Фрейд оставался пленником образа мыслей и чувств общества, в котором жил, и выйти за его пределы был неспособен. Когда ему открылось новое понимание, только часть его – как и его следствий – оказалась осознанной, в то время как другая часть осталась в подсознании, поскольку была несовместима с его «комплексом» и прежними мыслями. Осознанное мышление Фрейда должно было попытаться преодолеть противоречия и непоследовательность, создавая конструкции, достаточно правдоподобные, чтобы удовлетворить сознательный мыслительный процесс.

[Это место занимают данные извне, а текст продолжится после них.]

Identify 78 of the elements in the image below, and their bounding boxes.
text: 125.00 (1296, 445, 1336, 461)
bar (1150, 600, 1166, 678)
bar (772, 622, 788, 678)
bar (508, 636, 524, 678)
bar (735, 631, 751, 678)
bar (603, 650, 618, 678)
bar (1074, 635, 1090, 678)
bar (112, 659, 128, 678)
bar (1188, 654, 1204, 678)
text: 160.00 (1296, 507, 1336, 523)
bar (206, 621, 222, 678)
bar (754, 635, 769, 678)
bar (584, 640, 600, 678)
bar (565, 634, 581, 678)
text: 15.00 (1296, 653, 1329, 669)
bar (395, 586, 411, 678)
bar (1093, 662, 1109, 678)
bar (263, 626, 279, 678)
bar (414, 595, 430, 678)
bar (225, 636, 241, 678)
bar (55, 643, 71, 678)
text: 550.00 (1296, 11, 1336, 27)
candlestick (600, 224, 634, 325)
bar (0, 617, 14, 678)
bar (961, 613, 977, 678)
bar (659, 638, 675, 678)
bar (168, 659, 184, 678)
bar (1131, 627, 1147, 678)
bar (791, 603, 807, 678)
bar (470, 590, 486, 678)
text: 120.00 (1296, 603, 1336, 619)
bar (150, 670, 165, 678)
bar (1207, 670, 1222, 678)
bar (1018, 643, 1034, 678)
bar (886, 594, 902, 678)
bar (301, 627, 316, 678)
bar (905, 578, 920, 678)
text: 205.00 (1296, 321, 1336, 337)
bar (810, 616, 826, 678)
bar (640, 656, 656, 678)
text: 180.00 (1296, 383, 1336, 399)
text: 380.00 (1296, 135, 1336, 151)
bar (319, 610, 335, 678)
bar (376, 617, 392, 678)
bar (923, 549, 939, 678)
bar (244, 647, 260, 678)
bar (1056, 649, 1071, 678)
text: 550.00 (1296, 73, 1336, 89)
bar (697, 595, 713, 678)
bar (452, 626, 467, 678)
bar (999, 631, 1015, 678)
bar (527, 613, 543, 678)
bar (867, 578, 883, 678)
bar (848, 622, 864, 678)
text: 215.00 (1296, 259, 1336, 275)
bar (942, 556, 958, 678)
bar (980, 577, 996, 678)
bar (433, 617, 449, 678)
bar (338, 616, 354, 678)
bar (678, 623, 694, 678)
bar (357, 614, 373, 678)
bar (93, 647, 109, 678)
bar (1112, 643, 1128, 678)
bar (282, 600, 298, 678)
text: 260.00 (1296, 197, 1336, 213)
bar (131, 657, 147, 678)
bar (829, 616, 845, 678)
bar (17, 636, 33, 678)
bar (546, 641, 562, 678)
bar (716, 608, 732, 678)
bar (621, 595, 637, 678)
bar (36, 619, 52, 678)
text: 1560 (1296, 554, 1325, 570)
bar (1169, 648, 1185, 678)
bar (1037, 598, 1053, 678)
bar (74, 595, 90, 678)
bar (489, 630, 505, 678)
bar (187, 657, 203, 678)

Фрейд не выбрал – и как я постарался показать – не мог выбрать решение, которое позволило бы Эросу удовлетворять его собственному определению инстинкта, т. е. обладать консервативной природой. Был ли у Фрейда другой теоретический выбор? Думаю, что был. Фрейд мог бы найти другое решение, соответствующее его новому пониманию доминирующей роли любви и деструктивности, в пределах своей традиционной теории либидо. Он мог бы рассмотреть полярность прегенитальной сексуальности (орального и анального садизма) как источника деструктивности и генитальной сексуальности – как источника любви. Однако, конечно, принять такое решение Фрейду было трудно в силу причин, рассмотренных выше. Это привело бы его опасно близко к монистическим взглядам, поскольку и деструктивность, и любовь оказались бы либидозными. Однако Фрейд уже заложил основу для того, чтобы связать деструктивность с прегенитальной сексуальностью, сделав вывод о том, что разрушительная часть анально-садистского либидо является инстинктом смерти [18], [20]. Если это так, то уместно предположить, что само анальное либидо находится в глубокой связи с инстинктом смерти; на самом деле, представляется оправданным заключение о том, что сущность анального либидо – стремление к разрушению.

Однако Фрейд не приходит к такому заключению, и интересно рассмотреть причины этого.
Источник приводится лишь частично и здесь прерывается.